Canadian ice hockey player

Robert George Barlow (born June 17, 1935) is a Canadian retired professional ice hockey player. He played 77 games in the National Hockey League with the Minnesota North Stars between 1969 and 1970, and 51 games in the World Hockey Association between 1974 and 1975. The rest of his career, which lasted from 1955 to 1976, was spent in various minor leagues.

==Playing career==
Barlow was born in Hamilton, Ontario.

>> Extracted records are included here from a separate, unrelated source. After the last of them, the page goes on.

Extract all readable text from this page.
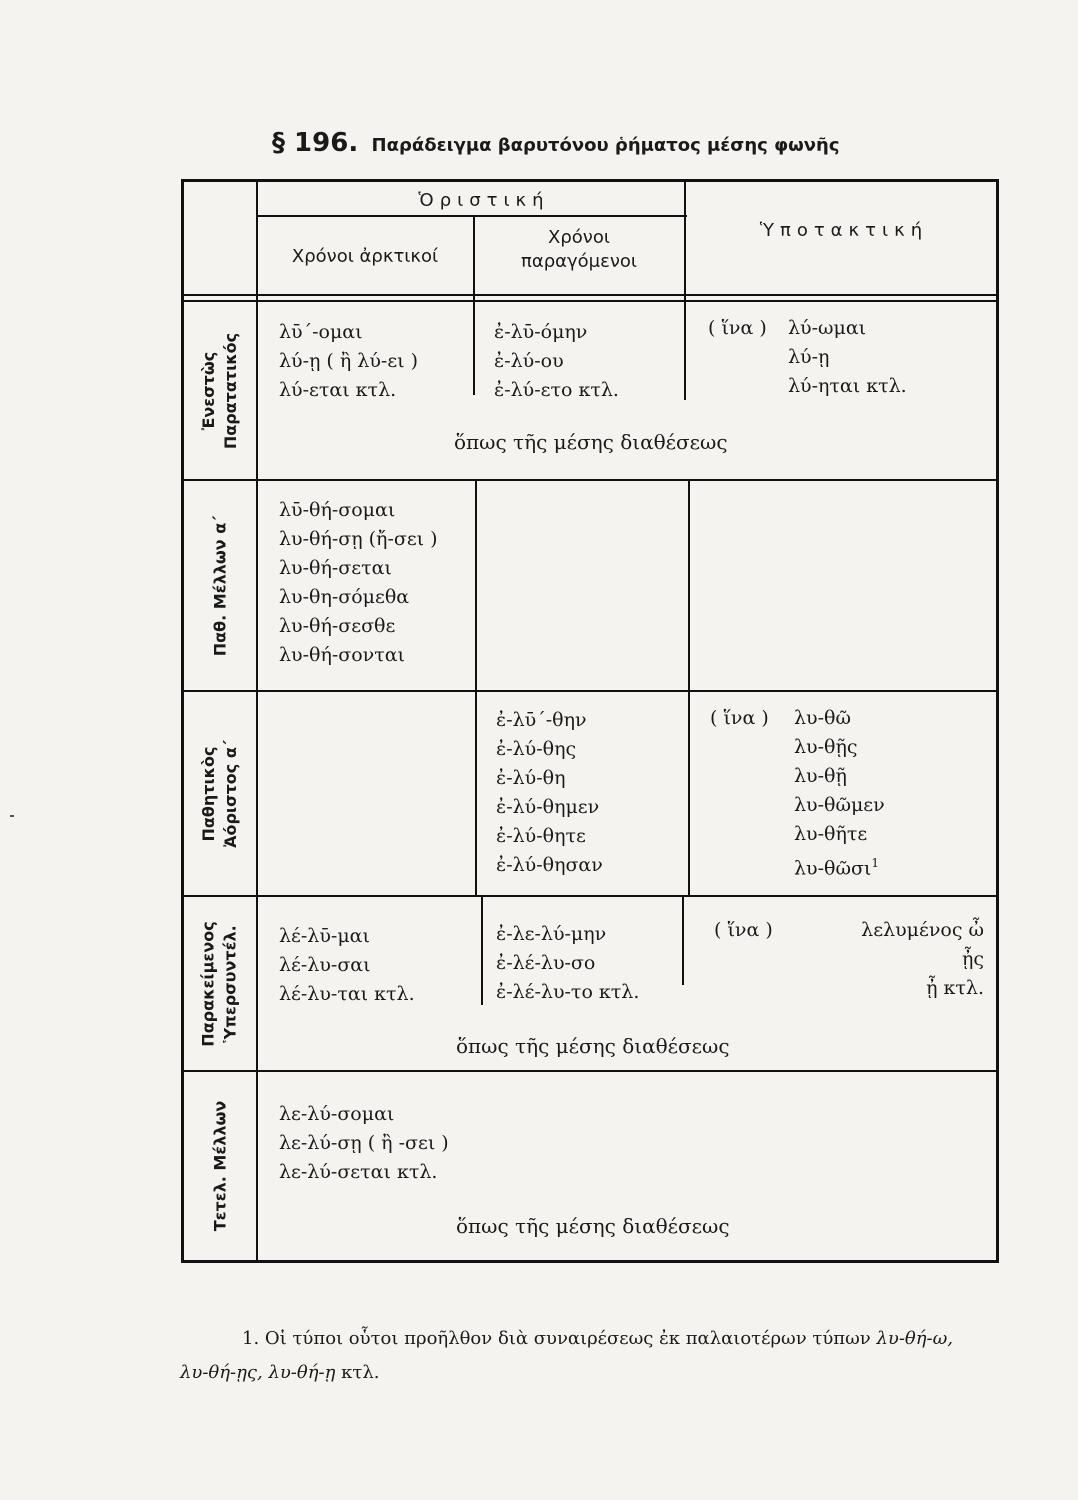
§ 196. Παράδειγμα βαρυτόνου ῥήματος μέσης φωνῆς
Ὁριστική
Χρόνοι ἀρκτικοί
Χρόνοι
παραγόμενοι
Ὑποτακτική
Ἐνεστὼς Παρατατικός
λῡ΄-ομαι
λύ-ῃ ( ἢ λύ-ει )
λύ-εται κτλ.
ἐ-λῡ-όμην
ἐ-λύ-ου
ἐ-λύ-ετο κτλ.
( ἵνα ) λύ-ωμαι
λύ-ῃ
λύ-ηται κτλ.
ὅπως τῆς μέσης διαθέσεως
Παθ. Μέλλων α΄
λῡ-θή-σομαι
λυ-θή-σῃ (ἤ-σει )
λυ-θή-σεται
λυ-θη-σόμεθα
λυ-θή-σεσθε
λυ-θή-σονται
Παθητικὸς Ἀόριστος α΄
ἐ-λῡ΄-θην
ἐ-λύ-θης
ἐ-λύ-θη
ἐ-λύ-θημεν
ἐ-λύ-θητε
ἐ-λύ-θησαν
( ἵνα ) λυ-θῶ
λυ-θῇς
λυ-θῇ
λυ-θῶμεν
λυ-θῆτε
λυ-θῶσι$^1$
Παρακείμενος Ὑπερσυντέλ. λέ-λῡ-μαι
λέ-λυ-σαι
λέ-λυ-ται κτλ.
ἐ-λε-λύ-μην
ἐ-λέ-λυ-σο
ἐ-λέ-λυ-το κτλ.
( ἵνα )	λελυμένος ὦ
ᾖς
ᾖ κτλ.
ὅπως τῆς μέσης διαθέσεως
Τετελ. Μέλλων	λε-λύ-σομαι
λε-λύ-σῃ ( ἢ -σει )
λε-λύ-σεται κτλ.
ὅπως τῆς μέσης διαθέσεως
1. Οἱ τύποι οὗτοι προῆλθον διὰ συναιρέσεως ἐκ παλαιοτέρων τύπων λυ-θή-ω,
λυ-θή-ῃς, λυ-θή-ῃ κτλ.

He was the captain of the Vancouver Canucks of the Western Hockey League during the 1968–69 season. He played in 77 National Hockey League games with the Minnesota North Stars over parts of two seasons and 51 World Hockey Association games with the Phoenix Roadrunners during the 1974–75 season. He retired after that season and became the coach of the Tucson Mavericks in 1975–76. He played 2 games for the team, which marked the end of his playing career. Bob served as the captain of the 1968-69 Vancouver Canucks, where he won the WHL championship that led the Canucks into the NHL. He was one of the most potent scoring machines in that League, and for that matter, in most of the teams he played on. His career spanned twenty-four years in five professional Hockey leagues-NHL, WHL, AHL, CHL, WHA-accumulating a total of 1,052 points (including 522 goals)-one AHL Championship and four WHL Championships.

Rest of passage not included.